Étudier les déplacements d'un individu via le GPS de son mobile, mais aussi le rythme de ses communications, permet de déterminer s'il tombe malade. Et du coup d'alerter famille ou corps médical.

Étudier l'utilisation que font les individus de leur mobile permet d'extrapoler sur leurs habitudes. Et plus particulièrement sur leur état de santé, soutient une équipe du Massachussetts Institute of Technology (MIT). Selon les chercheurs, il est ainsi possible de détecter un cas d'épidémie de grippe, par exemple, en repérant des changements dans les habitudes de déplacement et de communication des propriétaires d'un mobile. Pourquoi ? "Parce qu'une personne souffrante modifie ses habitudes de mobilité", précisent-ils. Pour arriver à ces conclusions, ils ont équipé soixante dix étudiants de téléphones dotés d'un logiciel capable de les informer des déplacements, et du nombre d'appels téléphoniques et de messages textes envoyés par les sujets testeurs.

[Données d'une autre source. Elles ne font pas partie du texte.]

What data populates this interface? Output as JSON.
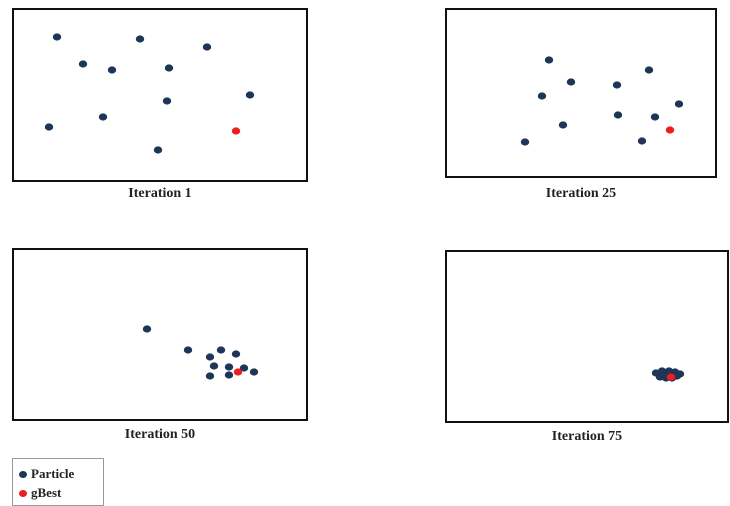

Un système d'alerte précoce

Résultats : ceux souffrant d'une fièvre ou d'une grippe se sont moins déplacés et ont utilisé moins tardivement le soir et moins tôt le matin leur mobile. Concrètement, "90% des cas de grippe ont été identifiés par le biais du logiciel", ajoutent-ils. En terme d'utilisation, ces derniers parlent d'un "système d'alerte précoce". Une technique qui pourrait être utilisée pour surveiller l'état de santé des personnes vivant seules. Par exemple, en associant le logiciel à une application mobile capable d'alerter un contact défini préalablement - parents ou médecin - lorsque la communication de l'utilisateur et ses mouvements suggèrent qu'il est malade.

Reste à prendre en compte les facteurs externes à l'utilisateur

Autre utilisation possible : permettre aux services de santé publique de détecter les prémices d'une épidémie, dont l'alerte dépend pour le moment des rapports des médecins et des laboratoires. A noter : dans la même veine, un chercheur de l'université de Warwick est en négociation avec le ministère de la santé d'un pays de l'Europe du nord - non précisé - dans le but de définir des "signatures" pour chaque maladie. Cela en reliant les communications de dix mille personnes à leur dossier médical. Et en prenant également en compte des facteurs externes à l'utilisateur telles que des intempéries, grèves, etc.